19 Appendix

For summary purposes, this appendix provides a high-level overview of some of the most common data management activities that occur in each phase of the research life cycle.

DMP (Chapter 5)

  • Review oversight requirements.
  • Create data sources catalog.
  • Create data management plan.

Planning (Chapter 6)

  • Develop style guide (see Chapter 9 for more information).
  • Choose storage locations (see Chapter 13).
    • Build directory structures for electronic data and physical folder structures for paper data.
  • Organize a data management working group (DMWG).
    • Schedule planning meetings and keep meeting notes.
      • Review checklists.
      • Develop workflows.
  • Create data collection timeline.
  • Assign roles and responsibilities.
  • Initiate any necessary processes (e.g., data request, Institutional Review Board application).

Document (Chapter 8)

  • Create research protocol.
  • Create SOPs.
    • ID schema
    • Consent process
    • Inclusion/exclusion criteria
    • Data collection processes
    • Data entry procedures
  • Create data dictionaries.
  • Start data cleaning plans.

Create instruments (Chapters 10 and 11)

  • Create participant tracking database.
  • Create data collection instruments using quality assurance practices.
  • Develop consent forms and include data sharing language.

Collect data (Chapter 11)

  • Implement quality control procedures during collection.

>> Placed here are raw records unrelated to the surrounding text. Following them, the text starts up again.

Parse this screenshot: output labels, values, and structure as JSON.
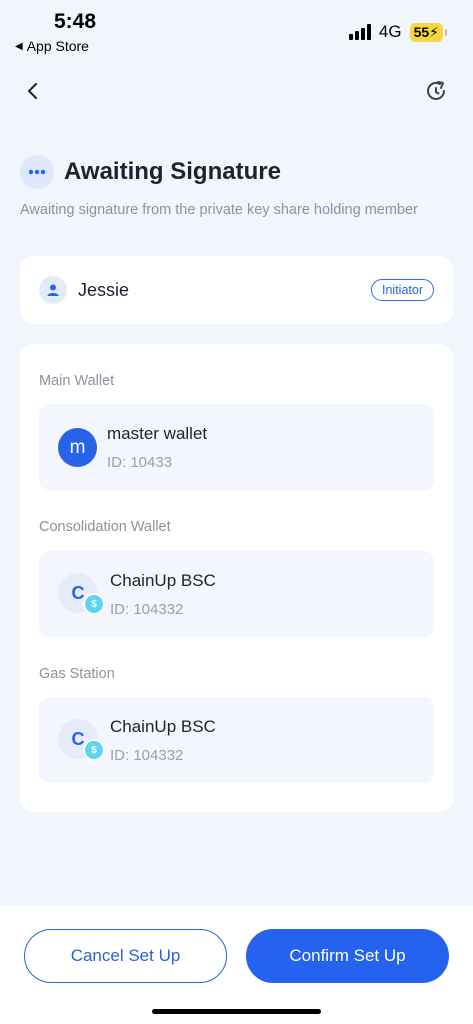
{
  "status_bar": {
    "time": "5:48",
    "back_app": "App Store",
    "network": "4G",
    "battery": "55"
  },
  "nav": {
    "back_icon": "chevron-left-icon",
    "refresh_icon": "refresh-icon"
  },
  "header": {
    "title": "Awaiting Signature",
    "subtitle": "Awaiting signature from the private key share holding member",
    "status_icon": "more-dots-icon"
  },
  "initiator": {
    "name": "Jessie",
    "badge": "Initiator",
    "icon": "user-icon"
  },
  "wallets": {
    "main": {
      "label": "Main Wallet",
      "avatar_letter": "m",
      "name": "master wallet",
      "id": "ID: 10433"
    },
    "consolidation": {
      "label": "Consolidation Wallet",
      "avatar_letter": "C",
      "name": "ChainUp BSC",
      "id": "ID: 104332"
    },
    "gas": {
      "label": "Gas Station",
      "avatar_letter": "C",
      "name": "ChainUp BSC",
      "id": "ID: 104332"
    }
  },
  "footer": {
    "cancel_label": "Cancel Set Up",
    "confirm_label": "Confirm Set Up"
  },
  "colors": {
    "accent": "#2462ef",
    "background": "#f1f5fc",
    "card": "#ffffff",
    "muted_text": "#8c939f"
  }
}
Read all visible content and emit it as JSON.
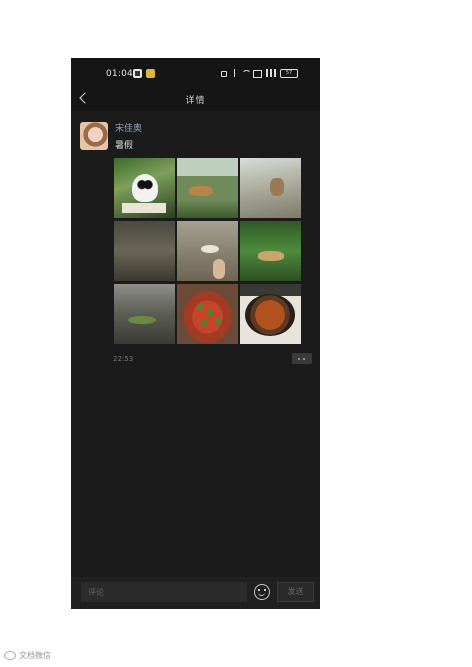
{
  "status_bar": {
    "time": "01:04",
    "battery": "57"
  },
  "nav": {
    "title": "详情"
  },
  "post": {
    "author": "宋佳奥",
    "text": "暑假",
    "time": "22:53",
    "photos": [
      {
        "icon": "panda-photo"
      },
      {
        "icon": "tiger-photo"
      },
      {
        "icon": "monkey-photo"
      },
      {
        "icon": "enclosure-photo"
      },
      {
        "icon": "bird-photo"
      },
      {
        "icon": "leopard-photo"
      },
      {
        "icon": "lizard-photo"
      },
      {
        "icon": "spicy-fish-photo"
      },
      {
        "icon": "stew-photo"
      }
    ]
  },
  "comment": {
    "placeholder": "评论",
    "send_label": "发送"
  },
  "watermark": {
    "text": "文档微信"
  },
  "colors": {
    "background": "#1b1b1b",
    "username": "#8ea3c4",
    "page": "#ffffff"
  }
}
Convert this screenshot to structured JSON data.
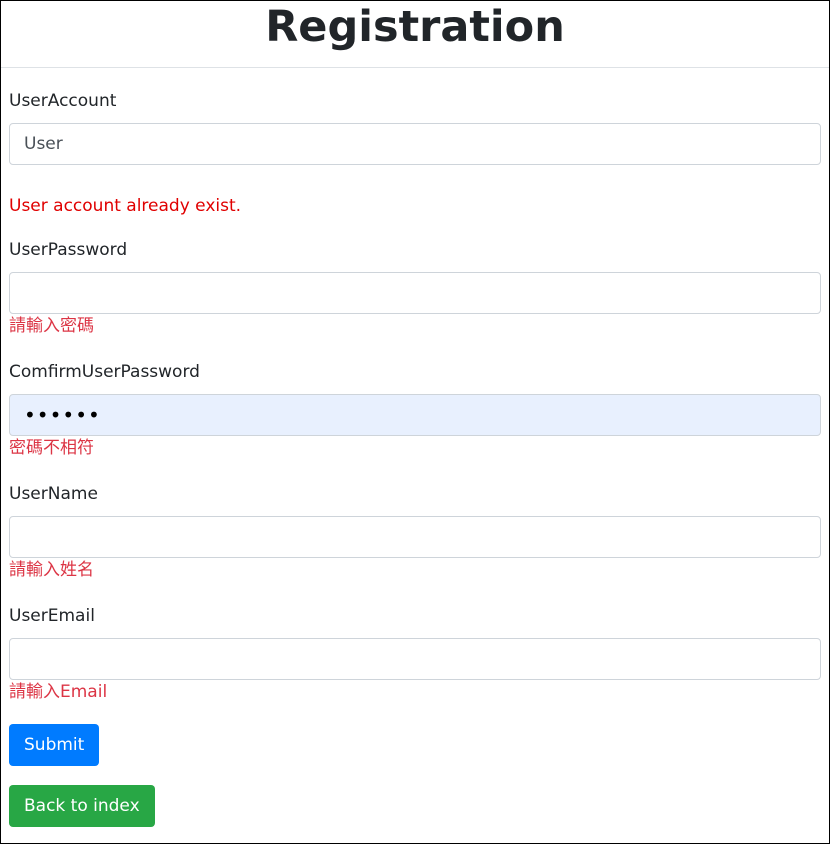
{
  "page": {
    "title": "Registration"
  },
  "form": {
    "user_account": {
      "label": "UserAccount",
      "placeholder": "User",
      "error": "User account already exist."
    },
    "user_password": {
      "label": "UserPassword",
      "value": "",
      "error": "請輸入密碼"
    },
    "confirm_password": {
      "label": "ComfirmUserPassword",
      "value": "••••••",
      "error": "密碼不相符"
    },
    "user_name": {
      "label": "UserName",
      "value": "",
      "error": "請輸入姓名"
    },
    "user_email": {
      "label": "UserEmail",
      "value": "",
      "error": "請輸入Email"
    }
  },
  "buttons": {
    "submit": "Submit",
    "back": "Back to index"
  },
  "colors": {
    "primary": "#007bff",
    "success": "#28a745",
    "error": "#dc3545",
    "autofill_bg": "#e8f0fe"
  }
}
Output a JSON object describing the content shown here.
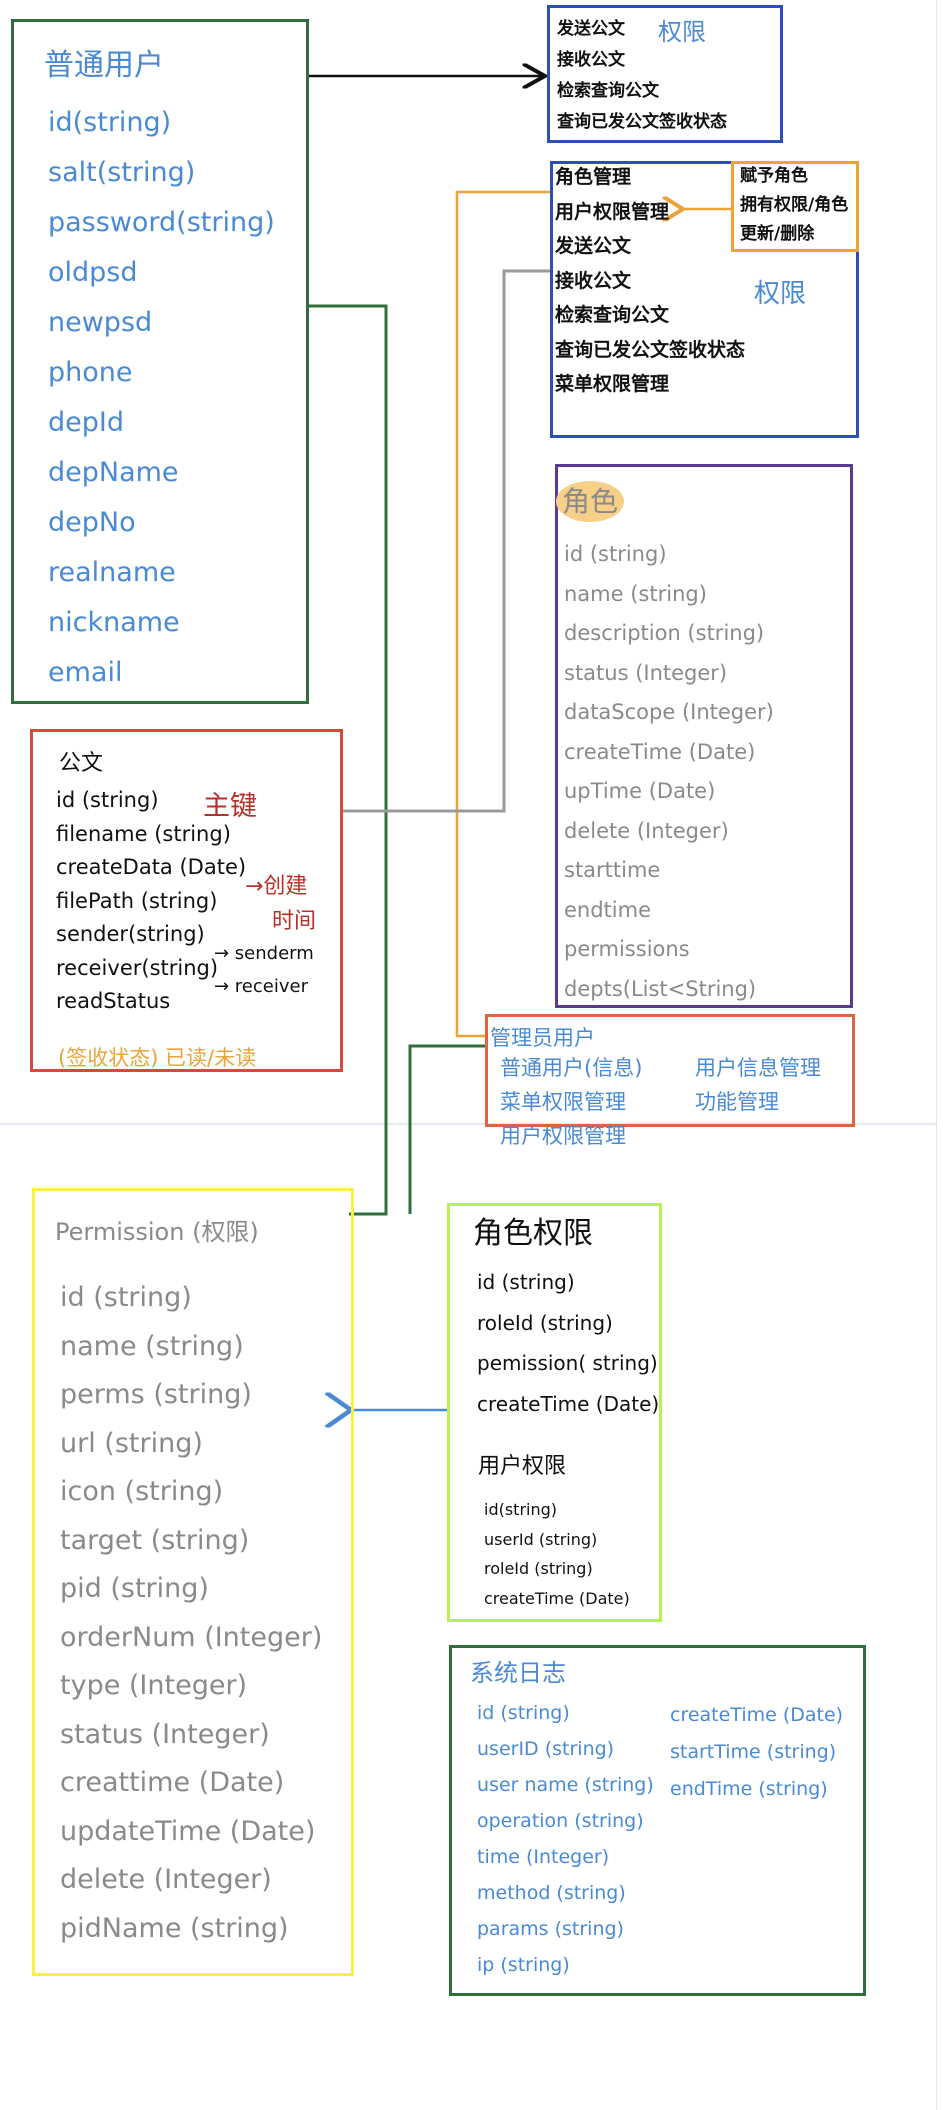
{
  "colors": {
    "blue_text": "#4a8ad4",
    "gray_text": "#8a8a8a",
    "black_text": "#111111",
    "red_note": "#b8302a",
    "orange_note": "#eba33a"
  },
  "user": {
    "title": "普通用户",
    "fields": [
      "id(string)",
      "salt(string)",
      "password(string)",
      "oldpsd",
      "newpsd",
      "phone",
      "depId",
      "depName",
      "depNo",
      "realname",
      "nickname",
      "email"
    ]
  },
  "perm_top": {
    "items": [
      "发送公文",
      "接收公文",
      "检索查询公文",
      "查询已发公文签收状态"
    ],
    "label": "权限"
  },
  "perm_main": {
    "items": [
      "角色管理",
      "用户权限管理",
      "发送公文",
      "接收公文",
      "检索查询公文",
      "查询已发公文签收状态",
      "菜单权限管理"
    ],
    "label": "权限",
    "sub": [
      "赋予角色",
      "拥有权限/角色",
      "更新/删除"
    ]
  },
  "role": {
    "title": "角色",
    "fields": [
      "id (string)",
      "name (string)",
      "description (string)",
      "status (Integer)",
      "dataScope (Integer)",
      "createTime (Date)",
      "upTime (Date)",
      "delete (Integer)",
      "starttime",
      "endtime",
      "permissions",
      "depts(List<String)"
    ]
  },
  "doc": {
    "title": "公文",
    "fields": [
      "id (string)",
      "filename (string)",
      "createData (Date)",
      "filePath (string)",
      "sender(string)",
      "receiver(string)",
      "readStatus"
    ],
    "notes": {
      "pk": "主键",
      "create1": "→创建",
      "create2": "时间",
      "sender": "→ senderm",
      "receiver": "→ receiver",
      "status": "(签收状态) 已读/未读"
    }
  },
  "admin": {
    "title": "管理员用户",
    "left": [
      "普通用户(信息)",
      "菜单权限管理",
      "用户权限管理"
    ],
    "right": [
      "用户信息管理",
      "功能管理"
    ]
  },
  "permission": {
    "title": "Permission (权限)",
    "fields": [
      "id (string)",
      "name (string)",
      "perms (string)",
      "url (string)",
      "icon (string)",
      "target (string)",
      "pid (string)",
      "orderNum (Integer)",
      "type (Integer)",
      "status (Integer)",
      "creattime (Date)",
      "updateTime (Date)",
      "delete (Integer)",
      "pidName (string)"
    ]
  },
  "role_perm": {
    "title": "角色权限",
    "fields": [
      "id (string)",
      "roleId (string)",
      "pemission( string)",
      "createTime (Date)"
    ],
    "user_title": "用户权限",
    "user_fields": [
      "id(string)",
      "userId (string)",
      "roleId (string)",
      "createTime (Date)"
    ]
  },
  "log": {
    "title": "系统日志",
    "left": [
      "id (string)",
      "userID (string)",
      "user name (string)",
      "operation (string)",
      "time (Integer)",
      "method (string)",
      "params (string)",
      "ip (string)"
    ],
    "right": [
      "createTime (Date)",
      "startTime (string)",
      "endTime (string)"
    ]
  }
}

Track data (Chapter 10 and 11)

  • Track incoming data daily in a participant tracking database.

Capture data (Chapter 12)

  • Capture original paper and electronic data.
  • Capture external data as needed.

Store (Chapter 13)

  • Store all raw data and documents for project using secure procedures.

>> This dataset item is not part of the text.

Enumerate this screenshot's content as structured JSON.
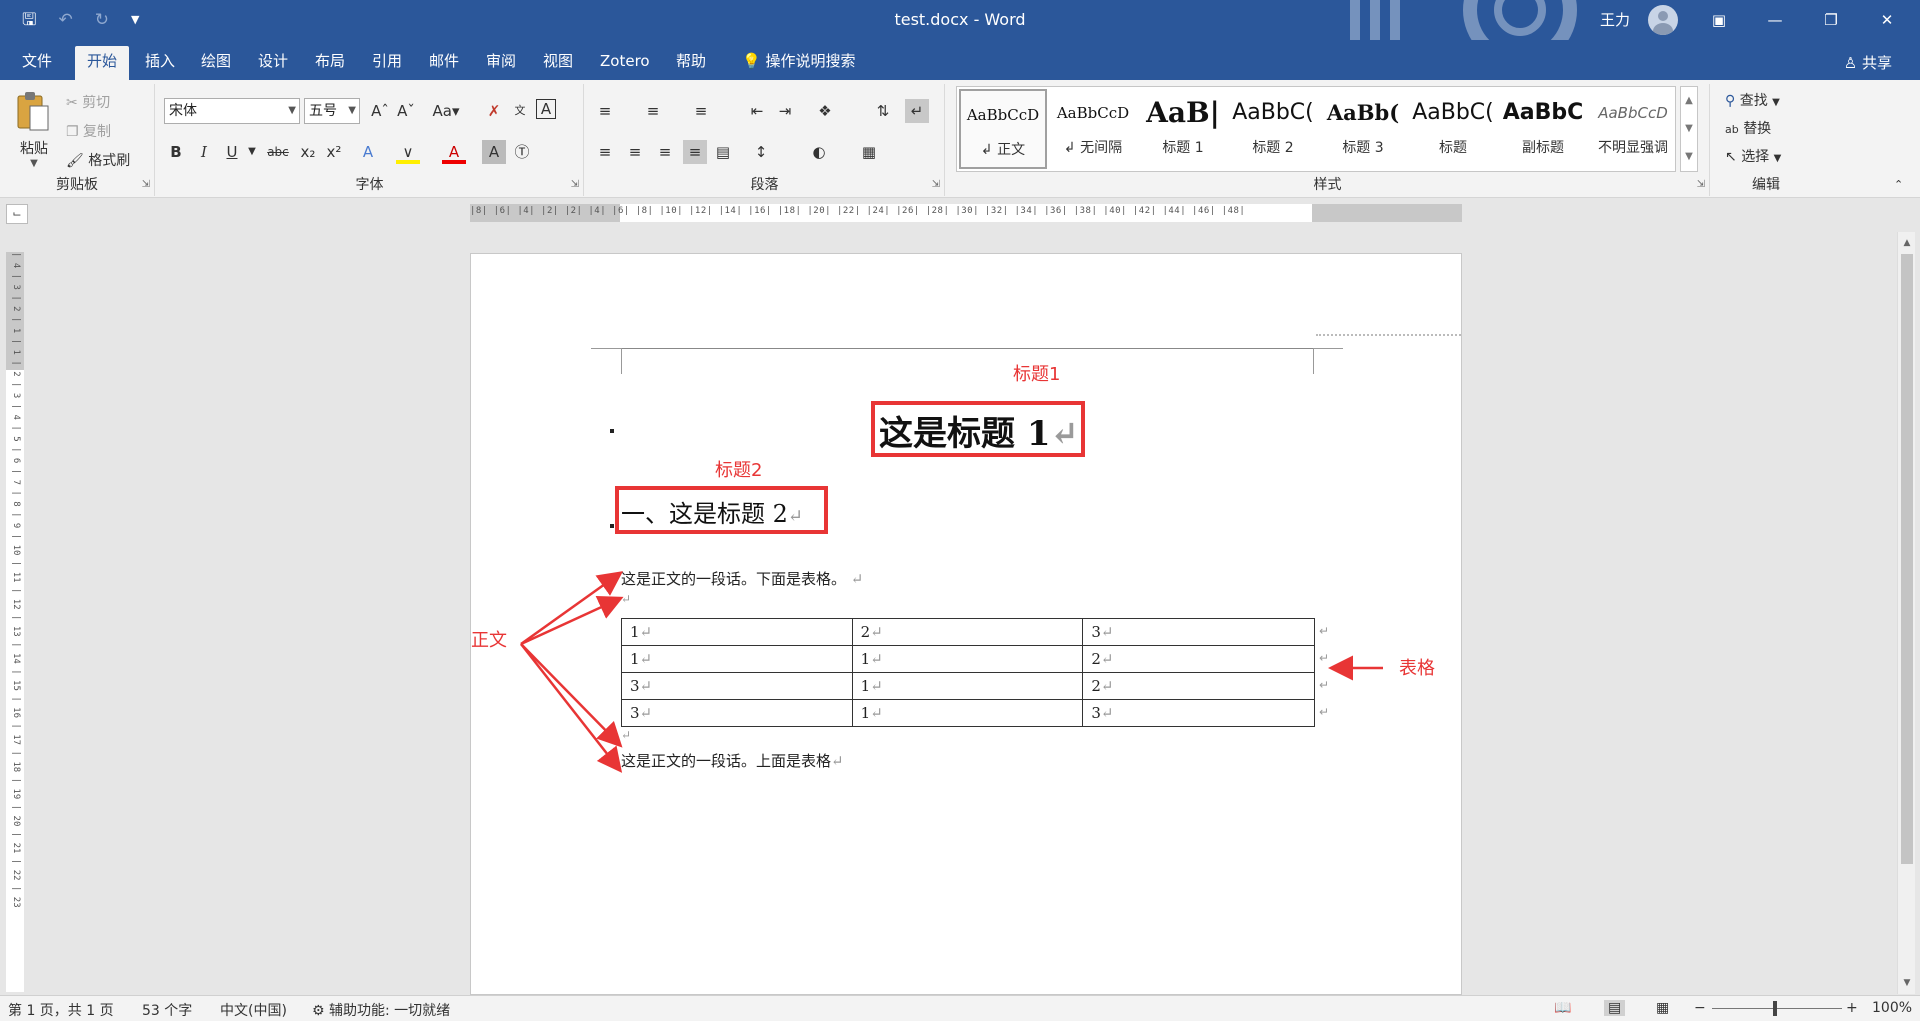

Clean and Validate (Chapter 14)

  • Clean data following standardized checklist and data cleaning plans.
  • Validate data (e.g., create a codebook to check for errors).
  • Store clean data.
  • Create participant flow diagram (see Section 8.2.6 for more information).

Version (Chapter 14)

  • Version finalized data if errors are found and update changelog.

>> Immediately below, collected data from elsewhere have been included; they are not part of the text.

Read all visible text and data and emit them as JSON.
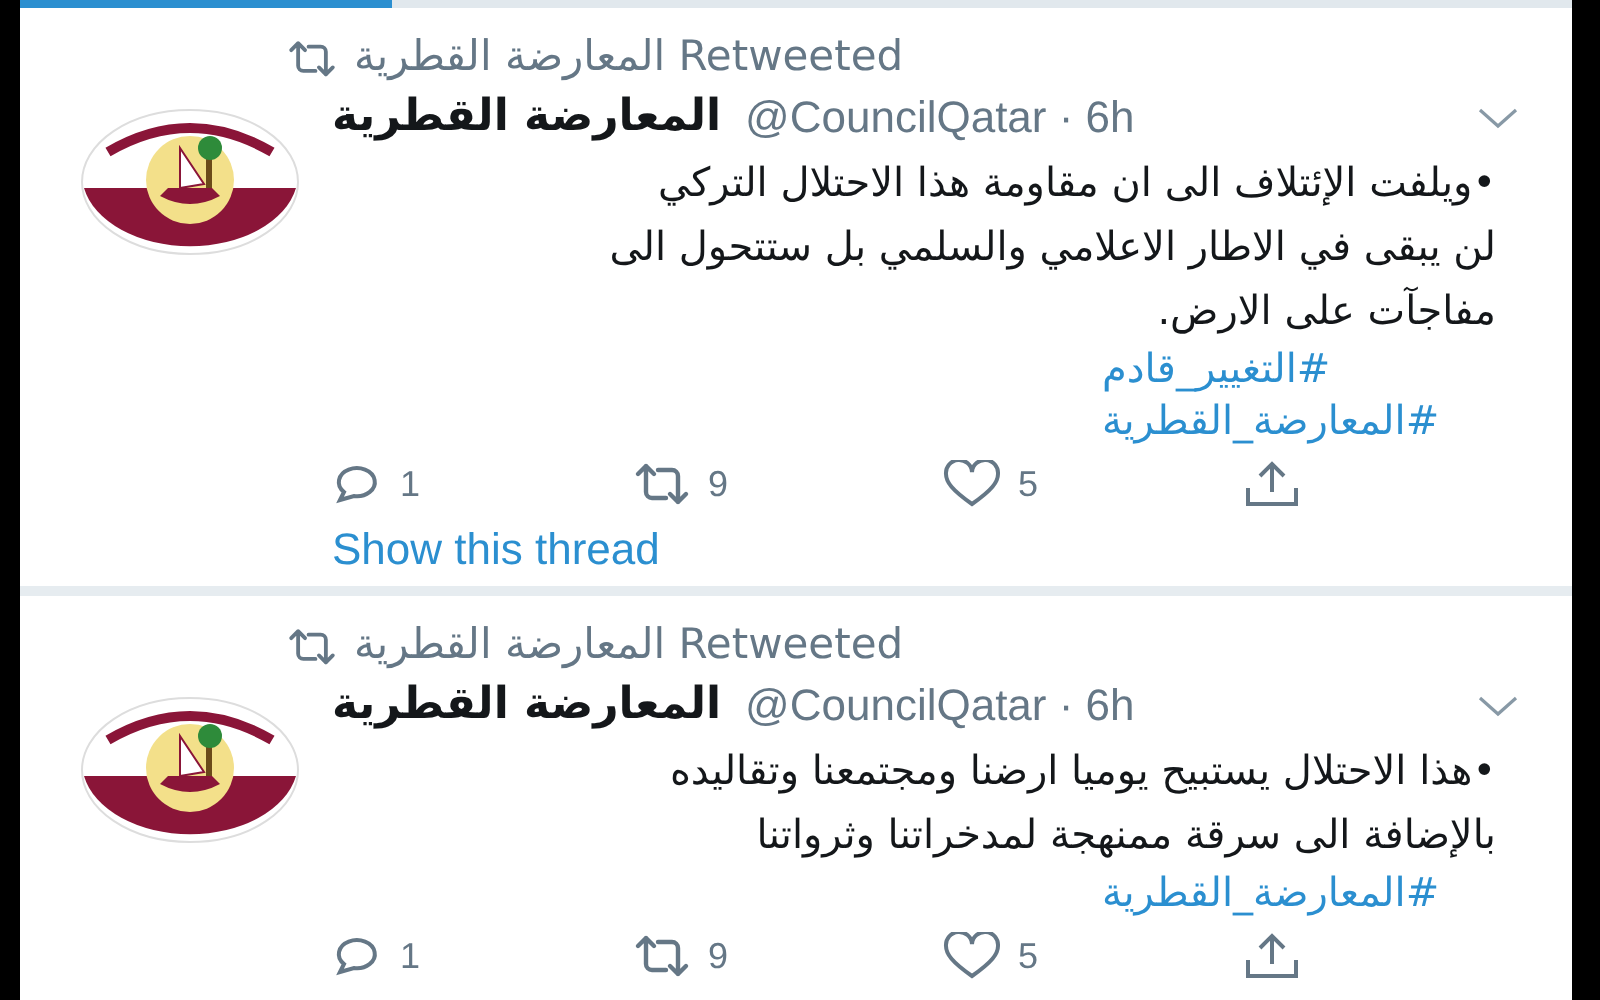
{
  "progress": {
    "level": 0.24
  },
  "tweets": [
    {
      "retweeted_by": "المعارضة القطرية Retweeted",
      "name": "المعارضة القطرية",
      "handle": "@CouncilQatar · 6h",
      "text": "•ويلفت الإئتلاف الى ان مقاومة  هذا الاحتلال التركي\nلن يبقى في الاطار الاعلامي والسلمي بل ستتحول الى\nمفاجآت على الارض.",
      "hashtags": [
        "#التغيير_قادم",
        "#المعارضة_القطرية"
      ],
      "replies": "1",
      "retweets": "9",
      "likes": "5",
      "thread_link": "Show this thread"
    },
    {
      "retweeted_by": "المعارضة القطرية Retweeted",
      "name": "المعارضة القطرية",
      "handle": "@CouncilQatar · 6h",
      "text": "•هذا الاحتلال  يستبيح يوميا ارضنا ومجتمعنا وتقاليده\nبالإضافة الى سرقة ممنهجة لمدخراتنا وثرواتنا",
      "hashtags": [
        "#المعارضة_القطرية"
      ],
      "replies": "1",
      "retweets": "9",
      "likes": "5"
    }
  ]
}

Prepare to archive (Chapter 15)

  • Prepare paper and electronic data for long-term storage.
  • Update data inventory with new project datasets (see Section 8.1.4 for more information).
  • Develop an internal data reuse process.
  • Prepare data and documentation for open sharing (more information in Chapter 16).

Sharing (Chapter 16)

  • Share data and documentation in an open repository, using controlled access as needed.